RawTable2 <- RawTable %>%
pivot_longer(c(Los.Angeles, Phoenix, San.Diego, San.Fransisco, Seattle), names_to = "City", values_to = "Flight Count")
RawTable2
## # A tibble: 20 x 4
## Airline Status City `Flight Count`
## <fct> <fct> <chr> <int>
## 1 Alaska On Time Los.Angeles 497
## 2 Alaska On Time Phoenix 221
## 3 Alaska On Time San.Diego 212
## 4 Alaska On Time San.Fransisco 503
## 5 Alaska On Time Seattle 1841
## 6 Alaska Delayed Los.Angeles 62
## 7 Alaska Delayed Phoenix 12
## 8 Alaska Delayed San.Diego 20
## 9 Alaska Delayed San.Fransisco 102
## 10 Alaska Delayed Seattle 305
## 11 AM West On Time Los.Angeles 694
## 12 AM West On Time Phoenix 4840
## 13 AM West On Time San.Diego 383
## 14 AM West On Time San.Fransisco 320
## 15 AM West On Time Seattle 201
## 16 AM West Delayed Los.Angeles 117
## 17 AM West Delayed Phoenix 415
## 18 AM West Delayed San.Diego 65
## 19 AM West Delayed San.Fransisco 129
## 20 AM West Delayed Seattle 61
TidyTable <- RawTable2 %>%
pivot_wider(names_from = Status, values_from = `Flight Count`)
TidyTable
## # A tibble: 10 x 4
## Airline City `On Time` Delayed
## <fct> <chr> <int> <int>
## 1 Alaska Los.Angeles 497 62
## 2 Alaska Phoenix 221 12
## 3 Alaska San.Diego 212 20
## 4 Alaska San.Fransisco 503 102
## 5 Alaska Seattle 1841 305
## 6 AM West Los.Angeles 694 117
## 7 AM West Phoenix 4840 415
## 8 AM West San.Diego 383 65
## 9 AM West San.Fransisco 320 129
## 10 AM West Seattle 201 61
As this table measures delayed and on-time flights across cities and airlines, we can infer that there are two different uses one might have for this table: “which airline runs on time most frequently on average across all cities?” and “which airline is more likely to arrive to a given city on time?”

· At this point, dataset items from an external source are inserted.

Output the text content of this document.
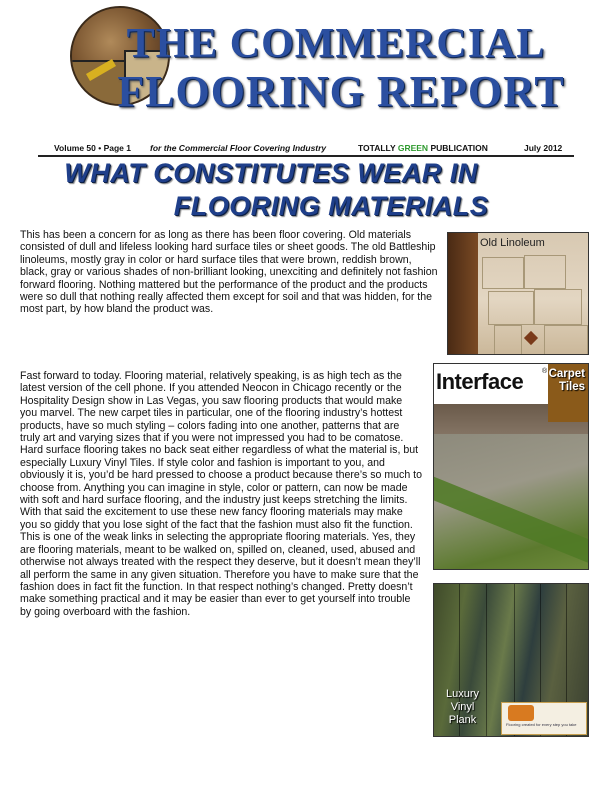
THE COMMERCIAL
FLOORING REPORT
Volume 50 • Page 1 for the Commercial Floor Covering Industry	TOTALLY GREEN PUBLICATION	July 2012
WHAT CONSTITUTES WEAR IN
FLOORING MATERIALS

This has been a concern for as long as there has been floor covering. Old materials consisted of dull and lifeless looking hard surface tiles or sheet goods. The old Battleship linoleums, mostly gray in color or hard surface tiles that were brown, reddish brown, black, gray or various shades of non-brilliant looking, unexciting and definitely not fashion forward flooring. Nothing mattered but the performance of the product and the products were so dull that nothing really affected them except for soil and that was hidden, for the most part, by how bland the product was.

Fast forward to today. Flooring material, relatively speaking, is as high tech as the latest version of the cell phone. If you attended Neocon in Chicago recently or the Hospitality Design show in Las Vegas, you saw flooring products that would make you marvel. The new carpet tiles in particular, one of the flooring industry’s hottest products, have so much styling – colors fading into one another, patterns that are truly art and varying sizes that if you were not impressed you had to be comatose. Hard surface flooring takes no back seat either regardless of what the material is, but especially Luxury Vinyl Tiles. If style color and fashion is important to you, and obviously it is, you’d be hard pressed to choose a product because there’s so much to choose from. Anything you can imagine in style, color or pattern, can now be made with soft and hard surface flooring, and the industry just keeps stretching the limits. With that said the excitement to use these new fancy flooring materials may make you so giddy that you lose sight of the fact that the fashion must also fit the function. This is one of the weak links in selecting the appropriate flooring materials. Yes, they are flooring materials, meant to be walked on, spilled on, cleaned, used, abused and otherwise not always treated with the respect they deserve, but it doesn’t mean they’ll all perform the same in any given situation. Therefore you have to make sure that the fashion does in fact fit the function. In that respect nothing’s changed. Pretty doesn’t make something practical and it may be easier than ever to get yourself into trouble by going overboard with the fashion.

Old Linoleum
Interface	® Carpet
Tiles
Luxury
Vinyl
Plank	Flooring created for every step you take
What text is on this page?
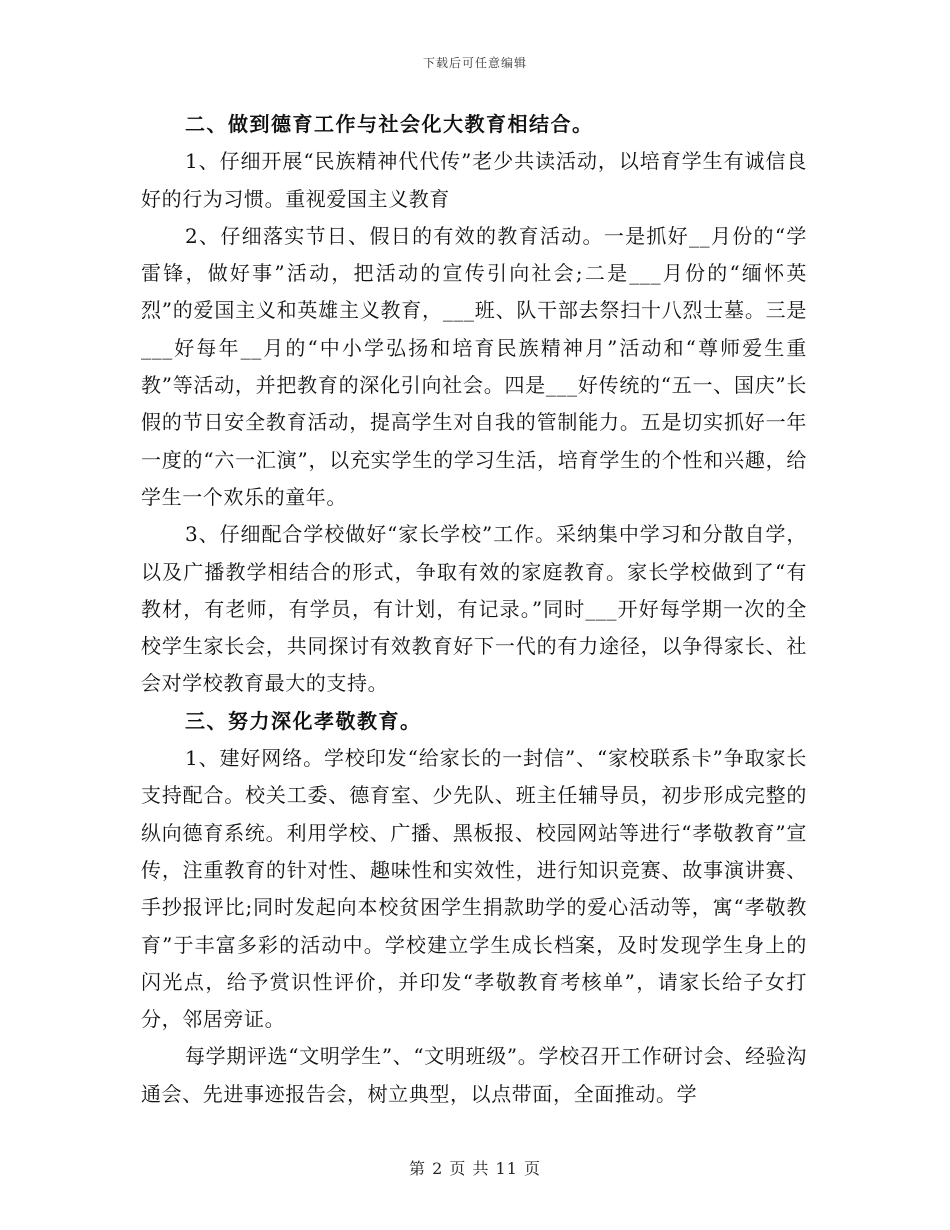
下载后可任意编辑

二、做到德育工作与社会化大教育相结合。

1、仔细开展“民族精神代代传”老少共读活动，以培育学生有诚信良好的行为习惯。重视爱国主义教育

2、仔细落实节日、假日的有效的教育活动。一是抓好__月份的“学雷锋，做好事”活动，把活动的宣传引向社会;二是___月份的“缅怀英烈”的爱国主义和英雄主义教育，___班、队干部去祭扫十八烈士墓。三是___好每年__月的“中小学弘扬和培育民族精神月”活动和“尊师爱生重教”等活动，并把教育的深化引向社会。四是___好传统的“五一、国庆”长假的节日安全教育活动，提高学生对自我的管制能力。五是切实抓好一年一度的“六一汇演”，以充实学生的学习生活，培育学生的个性和兴趣，给学生一个欢乐的童年。

3、仔细配合学校做好“家长学校”工作。采纳集中学习和分散自学，以及广播教学相结合的形式，争取有效的家庭教育。家长学校做到了“有教材，有老师，有学员，有计划，有记录。”同时___开好每学期一次的全校学生家长会，共同探讨有效教育好下一代的有力途径，以争得家长、社会对学校教育最大的支持。

三、努力深化孝敬教育。

1、建好网络。学校印发“给家长的一封信”、“家校联系卡”争取家长支持配合。校关工委、德育室、少先队、班主任辅导员，初步形成完整的纵向德育系统。利用学校、广播、黑板报、校园网站等进行“孝敬教育”宣传，注重教育的针对性、趣味性和实效性，进行知识竞赛、故事演讲赛、手抄报评比;同时发起向本校贫困学生捐款助学的爱心活动等，寓“孝敬教育”于丰富多彩的活动中。学校建立学生成长档案，及时发现学生身上的闪光点，给予赏识性评价，并印发“孝敬教育考核单”，请家长给子女打分，邻居旁证。

每学期评选“文明学生”、“文明班级”。学校召开工作研讨会、经验沟通会、先进事迹报告会，树立典型，以点带面，全面推动。学

第 2 页 共 11 页
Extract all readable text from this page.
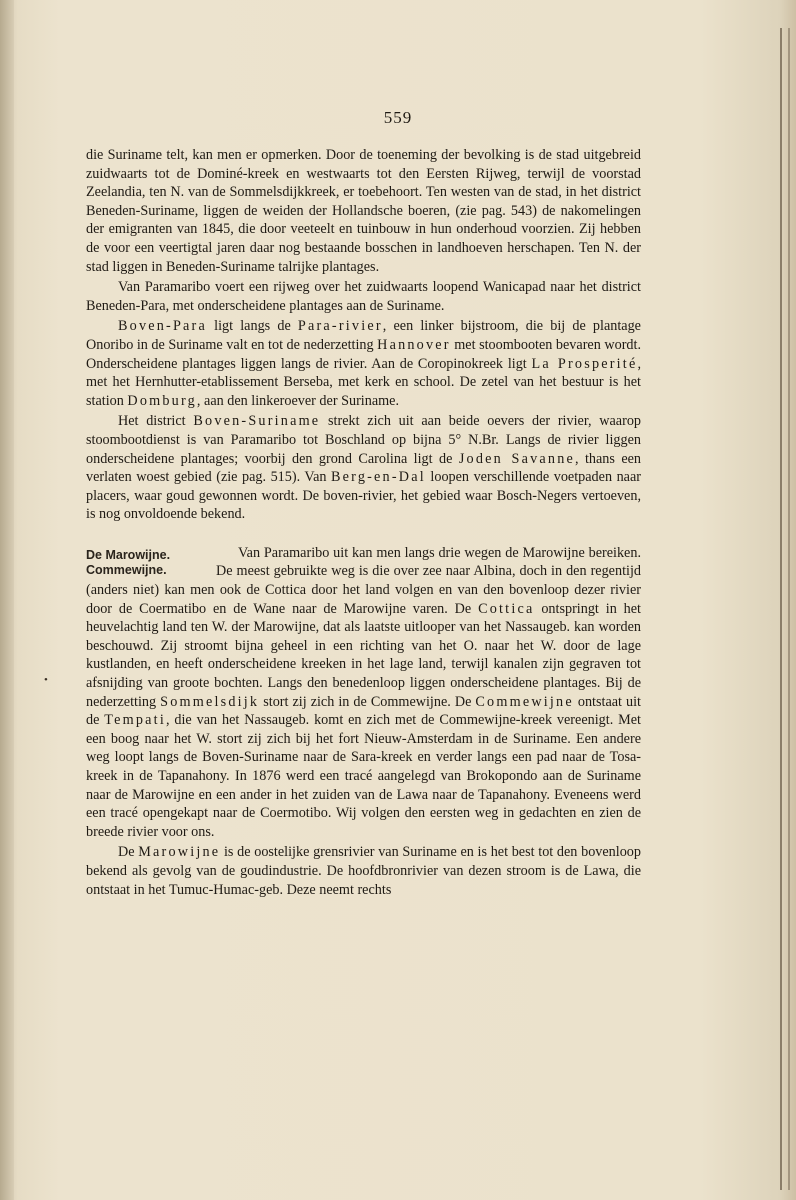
559
•

die Suriname telt, kan men er opmerken. Door de toeneming der bevolking is de stad uitgebreid zuidwaarts tot de Dominé-kreek en westwaarts tot den Eersten Rijweg, terwijl de voorstad Zeelandia, ten N. van de Sommelsdijkkreek, er toebehoort. Ten westen van de stad, in het district Beneden-Suriname, liggen de weiden der Hollandsche boeren, (zie pag. 543) de nakomelingen der emigranten van 1845, die door veeteelt en tuinbouw in hun onderhoud voorzien. Zij hebben de voor een veertigtal jaren daar nog bestaande bosschen in landhoeven herschapen. Ten N. der stad liggen in Beneden-Suriname talrijke plantages.

Van Paramaribo voert een rijweg over het zuidwaarts loopend Wanicapad naar het district Beneden-Para, met onderscheidene plantages aan de Suriname.

Boven-Para ligt langs de Para-rivier, een linker bijstroom, die bij de plantage Onoribo in de Suriname valt en tot de nederzetting Hannover met stoombooten bevaren wordt. Onderscheidene plantages liggen langs de rivier. Aan de Coropinokreek ligt La Prosperité, met het Hernhutter-etablissement Berseba, met kerk en school. De zetel van het bestuur is het station Domburg, aan den linkeroever der Suriname.

Het district Boven-Suriname strekt zich uit aan beide oevers der rivier, waarop stoombootdienst is van Paramaribo tot Boschland op bijna 5° N.Br. Langs de rivier liggen onderscheidene plantages; voorbij den grond Carolina ligt de Joden Savanne, thans een verlaten woest gebied (zie pag. 515). Van Berg-en-Dal loopen verschillende voetpaden naar placers, waar goud gewonnen wordt. De boven-rivier, het gebied waar Bosch-Negers vertoeven, is nog onvoldoende bekend.

De Marowijne.
Commewijne.

Van Paramaribo uit kan men langs drie wegen de Marowijne bereiken. De meest gebruikte weg is die over zee naar Albina, doch in den regentijd (anders niet) kan men ook de Cottica door het land volgen en van den bovenloop dezer rivier door de Coermatibo en de Wane naar de Marowijne varen. De Cottica ontspringt in het heuvelachtig land ten W. der Marowijne, dat als laatste uitlooper van het Nassaugeb. kan worden beschouwd. Zij stroomt bijna geheel in een richting van het O. naar het W. door de lage kustlanden, en heeft onderscheidene kreeken in het lage land, terwijl kanalen zijn gegraven tot afsnijding van groote bochten. Langs den benedenloop liggen onderscheidene plantages. Bij de nederzetting Sommelsdijk stort zij zich in de Commewijne. De Commewijne ontstaat uit de Tempati, die van het Nassaugeb. komt en zich met de Commewijne-kreek vereenigt. Met een boog naar het W. stort zij zich bij het fort Nieuw-Amsterdam in de Suriname. Een andere weg loopt langs de Boven-Suriname naar de Sara-kreek en verder langs een pad naar de Tosa-kreek in de Tapanahony. In 1876 werd een tracé aangelegd van Brokopondo aan de Suriname naar de Marowijne en een ander in het zuiden van de Lawa naar de Tapanahony. Eveneens werd een tracé opengekapt naar de Coermotibo. Wij volgen den eersten weg in gedachten en zien de breede rivier voor ons.

De Marowijne is de oostelijke grensrivier van Suriname en is het best tot den bovenloop bekend als gevolg van de goudindustrie. De hoofdbronrivier van dezen stroom is de Lawa, die ontstaat in het Tumuc-Humac-geb. Deze neemt rechts
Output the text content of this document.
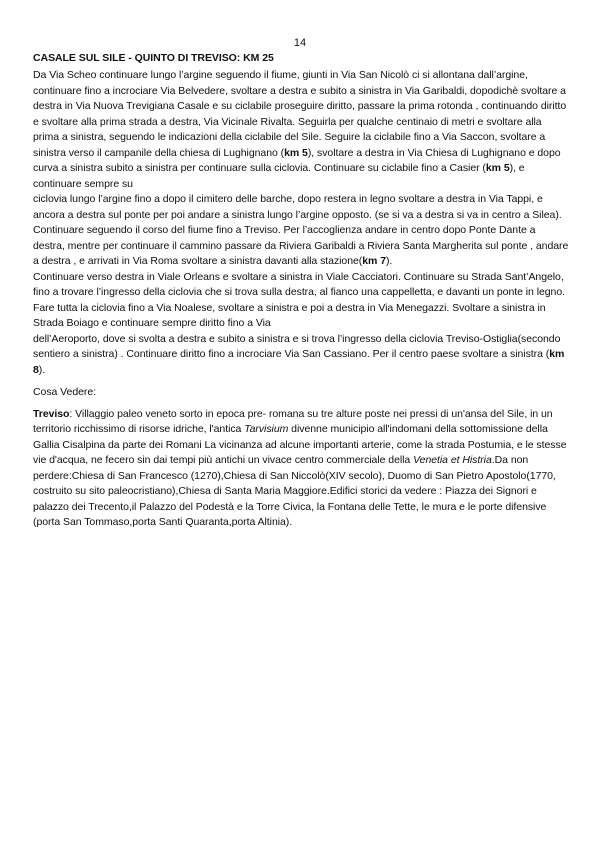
14
CASALE SUL SILE - QUINTO DI TREVISO: KM 25

Da Via Scheo continuare lungo l’argine seguendo il fiume, giunti in Via San Nicolò ci si allontana dall’argine, continuare fino a incrociare Via Belvedere, svoltare a destra e subito a sinistra in Via Garibaldi, dopodichè svoltare a destra in Via Nuova Trevigiana Casale e su ciclabile proseguire diritto, passare la prima rotonda , continuando diritto e svoltare alla prima strada a destra, Via Vicinale Rivalta. Seguirla per qualche centinaio di metri e svoltare alla prima a sinistra, seguendo le indicazioni della ciclabile del Sile. Seguire la ciclabile fino a Via Saccon, svoltare a sinistra verso il campanile della chiesa di Lughignano (km 5), svoltare a destra in Via Chiesa di Lughignano e dopo curva a sinistra subito a sinistra per continuare sulla ciclovia. Continuare su ciclabile fino a Casier (km 5), e continuare sempre su

ciclovia lungo l’argine fino a dopo il cimitero delle barche, dopo restera in legno svoltare a destra in Via Tappi, e ancora a destra sul ponte per poi andare a sinistra lungo l’argine opposto. (se si va a destra si va in centro a Silea). Continuare seguendo il corso del fiume fino a Treviso. Per l’accoglienza andare in centro dopo Ponte Dante a destra, mentre per continuare il cammino passare da Riviera Garibaldi a Riviera Santa Margherita sul ponte , andare a destra , e arrivati in Via Roma svoltare a sinistra davanti alla stazione(km 7).

Continuare verso destra in Viale Orleans e svoltare a sinistra in Viale Cacciatori. Continuare su Strada Sant’Angelo, fino a trovare l’ingresso della ciclovia che si trova sulla destra, al fianco una cappelletta, e davanti un ponte in legno. Fare tutta la ciclovia fino a Via Noalese, svoltare a sinistra e poi a destra in Via Menegazzi. Svoltare a sinistra in Strada Boiago e continuare sempre diritto fino a Via

dell’Aeroporto, dove si svolta a destra e subito a sinistra e si trova l’ingresso della ciclovia Treviso-Ostiglia(secondo sentiero a sinistra) . Continuare diritto fino a incrociare Via San Cassiano. Per il centro paese svoltare a sinistra (km 8).

Cosa Vedere:

Treviso: Villaggio paleo veneto sorto in epoca pre- romana su tre alture poste nei pressi di un'ansa del Sile, in un territorio ricchissimo di risorse idriche, l'antica Tarvisium divenne municipio all'indomani della sottomissione della Gallia Cisalpina da parte dei Romani La vicinanza ad alcune importanti arterie, come la strada Postumia, e le stesse vie d'acqua, ne fecero sin dai tempi più antichi un vivace centro commerciale della Venetia et Histria.Da non perdere:Chiesa di San Francesco (1270),Chiesa di San Niccolò(XIV secolo), Duomo di San Pietro Apostolo(1770, costruito su sito paleocristiano),Chiesa di Santa Maria Maggiore.Edifici storici da vedere : Piazza dei Signori e palazzo dei Trecento,il Palazzo del Podestà e la Torre Civica, la Fontana delle Tette, le mura e le porte difensive (porta San Tommaso,porta Santi Quaranta,porta Altinia).
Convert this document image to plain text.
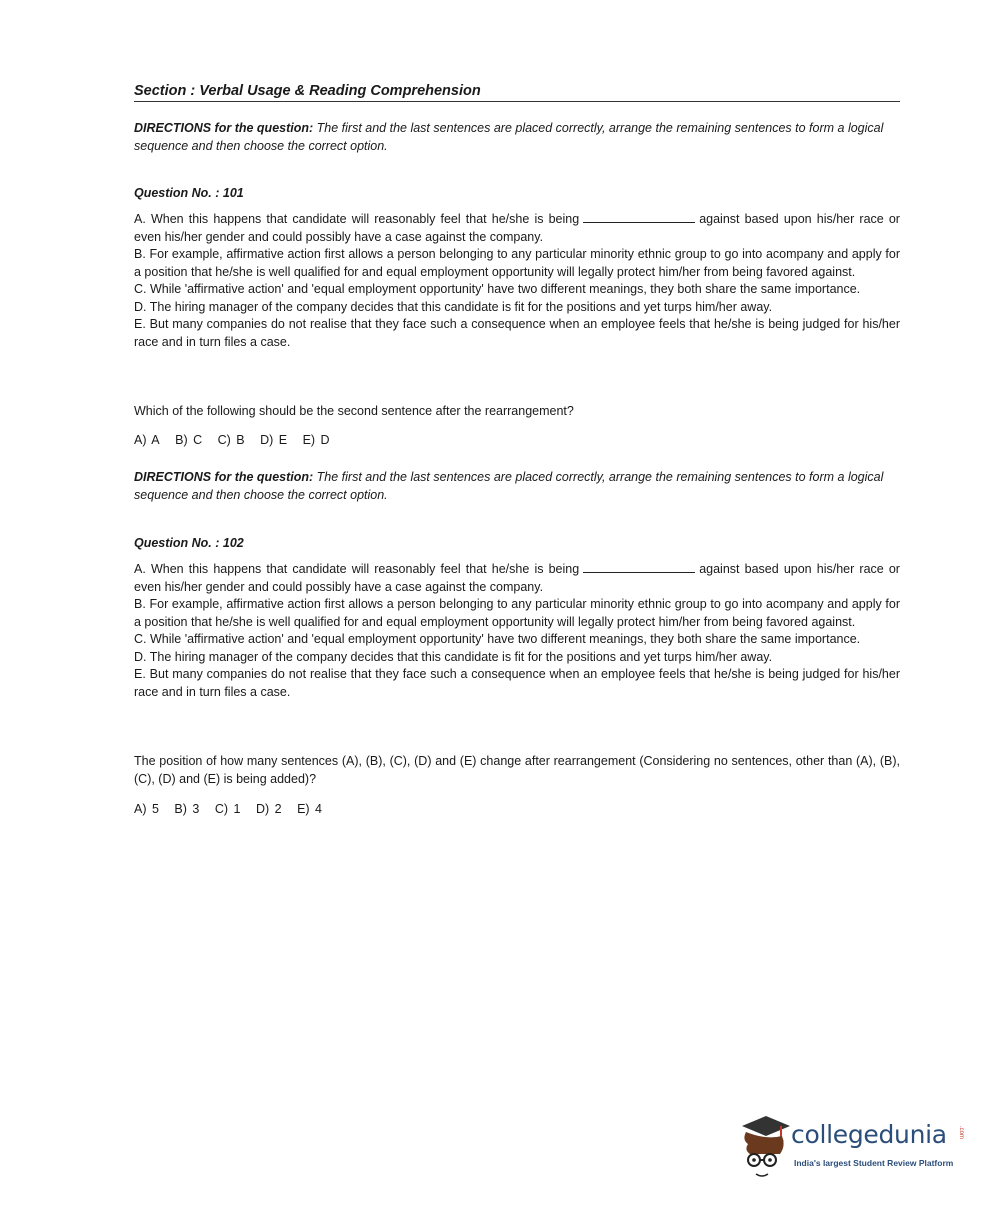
Section : Verbal Usage & Reading Comprehension
DIRECTIONS for the question: The first and the last sentences are placed correctly, arrange the remaining sentences to form a logical sequence and then choose the correct option.
Question No. : 101

A. When this happens that candidate will reasonably feel that he/she is being	against based upon his/her race or even his/her gender and could possibly have a case against the company.

B. For example, affirmative action first allows a person belonging to any particular minority ethnic group to go into acompany and apply for a position that he/she is well qualified for and equal employment opportunity will legally protect him/her from being favored against.

C. While 'affirmative action' and 'equal employment opportunity' have two different meanings, they both share the same importance.

D. The hiring manager of the company decides that this candidate is fit for the positions and yet turps him/her away.

E. But many companies do not realise that they face such a consequence when an employee feels that he/she is being judged for his/her race and in turn files a case.

Which of the following should be the second sentence after the rearrangement?
A) A B) C C) B D) E E) D
DIRECTIONS for the question: The first and the last sentences are placed correctly, arrange the remaining sentences to form a logical sequence and then choose the correct option.
Question No. : 102

A. When this happens that candidate will reasonably feel that he/she is being	against based upon his/her race or even his/her gender and could possibly have a case against the company.

B. For example, affirmative action first allows a person belonging to any particular minority ethnic group to go into acompany and apply for a position that he/she is well qualified for and equal employment opportunity will legally protect him/her from being favored against.

C. While 'affirmative action' and 'equal employment opportunity' have two different meanings, they both share the same importance.

D. The hiring manager of the company decides that this candidate is fit for the positions and yet turps him/her away.

E. But many companies do not realise that they face such a consequence when an employee feels that he/she is being judged for his/her race and in turn files a case.

The position of how many sentences (A), (B), (C), (D) and (E) change after rearrangement (Considering no sentences, other than (A), (B), (C), (D) and (E) is being added)?
A) 5 B) 3 C) 1 D) 2 E) 4
collegedunia .com
India's largest Student Review Platform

We can add in a new column to answer the second question, and provide averages that answer the first question:
TidyTable$"Delayed Rate" <- (TidyTable$Delayed / (TidyTable$Delayed + TidyTable$`On Time`))
TidyTable
## # A tibble: 10 x 5
## Airline City `On Time` Delayed `Delayed Rate`
## <fct> <chr> <int> <int> <dbl>
## 1 Alaska Los.Angeles 497 62 0.111
## 2 Alaska Phoenix 221 12 0.0515
## 3 Alaska San.Diego 212 20 0.0862
## 4 Alaska San.Fransisco 503 102 0.169
## 5 Alaska Seattle 1841 305 0.142
## 6 AM West Los.Angeles 694 117 0.144
## 7 AM West Phoenix 4840 415 0.0790
## 8 AM West San.Diego 383 65 0.145
## 9 AM West San.Fransisco 320 129 0.287
## 10 AM West Seattle 201 61 0.233
sum(subset(TidyTable$Delayed, TidyTable$Airline == 'Alaska')) / sum(subset(c(TidyTable$Delayed, TidyTable$`On Time`), TidyTable$Airline == 'Alaska'))
## [1] 0.1327152
sum(subset(TidyTable$Delayed, TidyTable$Airline == 'AM West')) / sum(subset(c(TidyTable$Delayed, TidyTable$`On Time`), TidyTable$Airline == 'AM West'))
## [1] 0.1089273
AM West is only delayed on average, 11% of the time, while Alaska is delayed 13% on average. That being said, if one was traveling to Phoenix, they would likely want to fly Alaska as they are only delayed 5% of the time for that city specifically, and AM West has a delayed rate of nearly 8%.